A Garbage Collector for C and C++

http://www.hpl.hp.com/personal/Hans_Boehm/gc/

GPS: July 18, 2003 I've been impressed by how well it works. I think that it might be interesting to build a Tcl-prototype that use the Boehm-GC for Tcl_Obj management. It could possibly eliminate thousands of lines of code and improve the quality of Tcl/Tk.

There was an excellent article in C/C++ Users Journal about the Boehm-GC.

Jacob Levy July 18, 2003: Having used a commercial version of this garbage collector, I would strongly recommend against using it for Tcl. The free version is likely to be worse than the commercial version with which I have experience. Here are some points against using it: First of all, the GC does not work on all the platforms on which Tcl needs to run. Its allocator is about ten times slower than straight malloc. The Boehm-Weiser GC is very conservative -- it doesn't know anything about Tcl's data types, so it cannot determine where all the pointers are in a piece of memory. It also does not know where all the pointers are on the stack and what their real type is, so the end result is that it retains much more memory than actually needed by the application. The GC interacts very poorly with threads on several platforms, so its going to be a binary choice between threaded Tcl builds and builds that support this GC. Tcl is also used in soft-real-time situations where predictability of performance is crucial, so Tcl cannot tolerate arbitrary unpredictable pauses. The allocator violates the C++ semantics since it cannot run destructors for cleanup (it knows nothing about them) so it'd become impossible to write Tcl extensions in C++, if we used it. Some compilers, at higher levels of optimizations, create "inner pointers" that point into the middle of a data structure. However, the GC is not always able to find these "inner pointers" so objects may get collected incorrectly in some situations.

Finally, the biggest reason not to use it is that it's a cop-out: Tcl should get the refcounting mechanism (and in general, all memory management) to "just work", instead of abdicating this responsibility.

GPS July 18, 2003: I wasn't aware of these problems. I've tested it with various apps while watching top to see how it performed and I didn't see these problems. It works well for me in w3m and a small library I wrote.

The problem with reference counting in C is that if a programmer forgets to add just one Tcl_IncrRefCount, you end up with an invalid pointer to a Tcl_Obj, so of course a core-dump (if you're lucky) or corruption occurs. This could be avoided with a little more work if we sprinkled assert macros that would check if the address a pointer points to is valid. It could also expand to pass __FILE__ and __LINE__ to help track down the problem. This would of course require keeping track of memory allocated and valid ranges, and it wouldn't work with stack-allocated-memory (but many operating systems now come with some stack-protection).

DKF: Tcl already comes with some of that sort of thing when you enable memory debugging as a compile-time option.

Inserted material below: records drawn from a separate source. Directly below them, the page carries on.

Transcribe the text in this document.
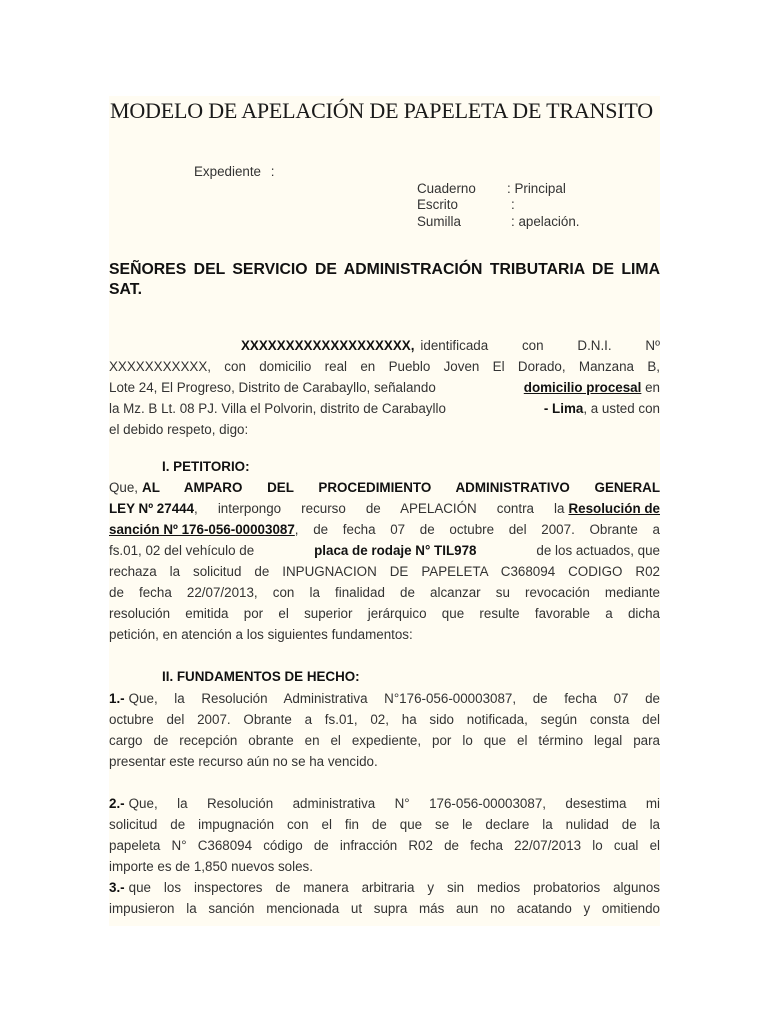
MODELO DE APELACIÓN DE PAPELETA DE TRANSITO
Expediente :
Cuaderno : Principal
Escrito	:
Sumilla	: apelación.
SEÑORES DEL SERVICIO DE ADMINISTRACIÓN TRIBUTARIA DE LIMA SAT.
XXXXXXXXXXXXXXXXXXX, identificada con D.N.I. Nº
XXXXXXXXXXX, con domicilio real en Pueblo Joven El Dorado, Manzana B,
Lote 24, El Progreso, Distrito de Carabayllo, señalando	domicilio procesal en
la Mz. B Lt. 08 PJ. Villa el Polvorin, distrito de Carabayllo	- Lima, a usted con
el debido respeto, digo:
I. PETITORIO:
Que, AL AMPARO DEL PROCEDIMIENTO ADMINISTRATIVO GENERAL
LEY Nº 27444 , interpongo recurso de APELACIÓN contra la Resolución de
sanción Nº 176-056-00003087 , de fecha 07 de octubre del 2007. Obrante a
fs.01, 02 del vehículo de	placa de rodaje N° TIL978	de los actuados, que
rechaza la solicitud de INPUGNACION DE PAPELETA C368094 CODIGO R02
de fecha 22/07/2013, con la finalidad de alcanzar su revocación mediante
resolución emitida por el superior jerárquico que resulte favorable a dicha
petición, en atención a los siguientes fundamentos:
II. FUNDAMENTOS DE HECHO:
1.- Que, la Resolución Administrativa N°176-056-00003087, de fecha 07 de
octubre del 2007. Obrante a fs.01, 02, ha sido notificada, según consta del
cargo de recepción obrante en el expediente, por lo que el término legal para
presentar este recurso aún no se ha vencido.
2.- Que, la Resolución administrativa N° 176-056-00003087, desestima mi
solicitud de impugnación con el fin de que se le declare la nulidad de la
papeleta N° C368094 código de infracción R02 de fecha 22/07/2013 lo cual el
importe es de 1,850 nuevos soles.
3.- que los inspectores de manera arbitraria y sin medios probatorios algunos
impusieron la sanción mencionada ut supra más aun no acatando y omitiendo
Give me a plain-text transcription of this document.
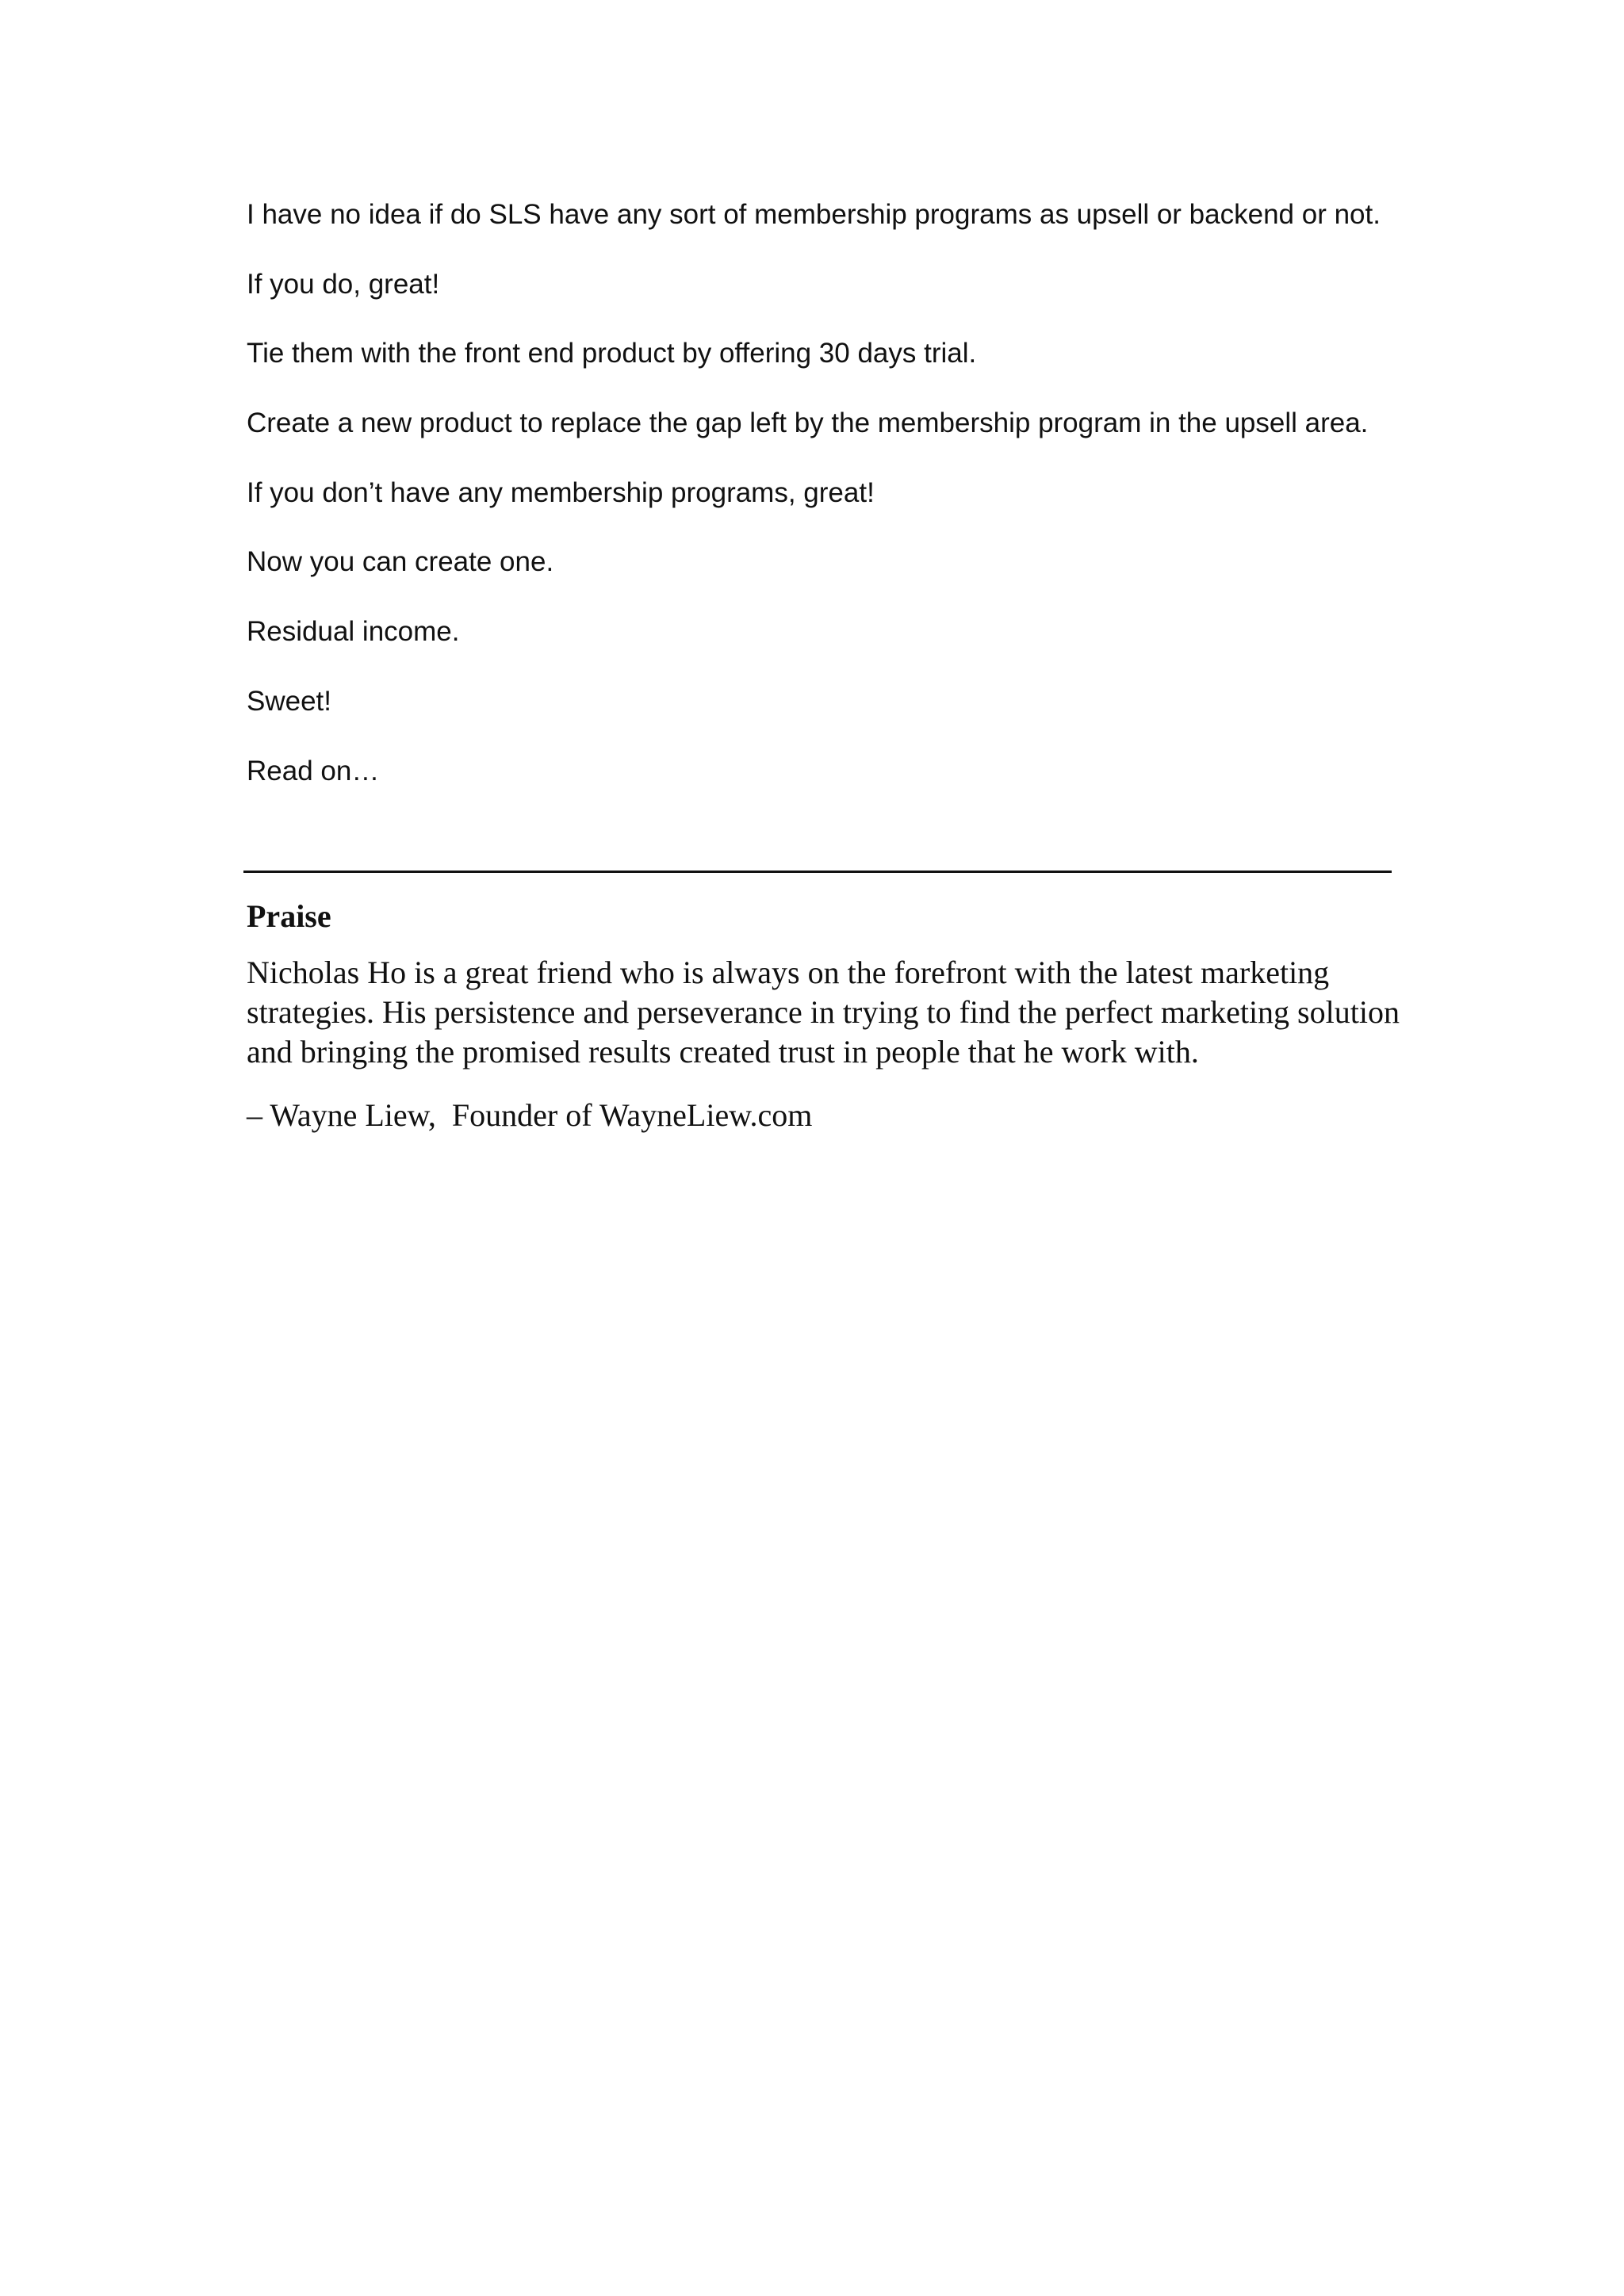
I have no idea if do SLS have any sort of membership programs as upsell or backend or not.

If you do, great!

Tie them with the front end product by offering 30 days trial.

Create a new product to replace the gap left by the membership program in the upsell area.

If you don’t have any membership programs, great!

Now you can create one.

Residual income.

Sweet!

Read on…

Praise

Nicholas Ho is a great friend who is always on the forefront with the latest marketing strategies. His persistence and perseverance in trying to find the perfect marketing solution and bringing the promised results created trust in people that he work with.

– Wayne Liew,  Founder of WayneLiew.com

GPS: The Tcl_Db* functions only solve part of the problem. They may catch some Tcl bugs, but there are many that only happen with Tcl-extensions. Most users of Tcl are not running debug builds and they use extensions. We need a fast solution that works with all builds.

Jacob Levy July 18, 2003: The threading problem may be fixed now and this GC is used in the implementation of GNU's Java native compiler (http://gcc.gnu.org/java/). However, the other problems remain -- extremely conservative approach to deciding whether a value in-memory represents a pointer so that the pointed-at entity should be retained, violating C++ semantics, it doesn't work on some platforms that Tcl is ported to, and problems with "inner pointers" on some platforms.

If you want to see a refcounting scheme that works without any need for user intervention (the user's code is not sprinkled with the likes of Tcl_IncrRefCount and such), look at Metakit (http://www.equi4.com/metakit), e4Graph (http://www.e4graph.com/e4graph), and ColdStore (http://coldstore.sourceforge.net/). These packages are written in C++. The reason to mention them here is to point out that refcounting does not have to be imposed on the user at all, it can be handled automatically behind the user's back. I agree with GPS that Tcl's scheme is problematic for the reasons he mentioned.

I'm wondering about the performance impact of enabling these refcounting macros that DKF mentioned. Any data appreciated.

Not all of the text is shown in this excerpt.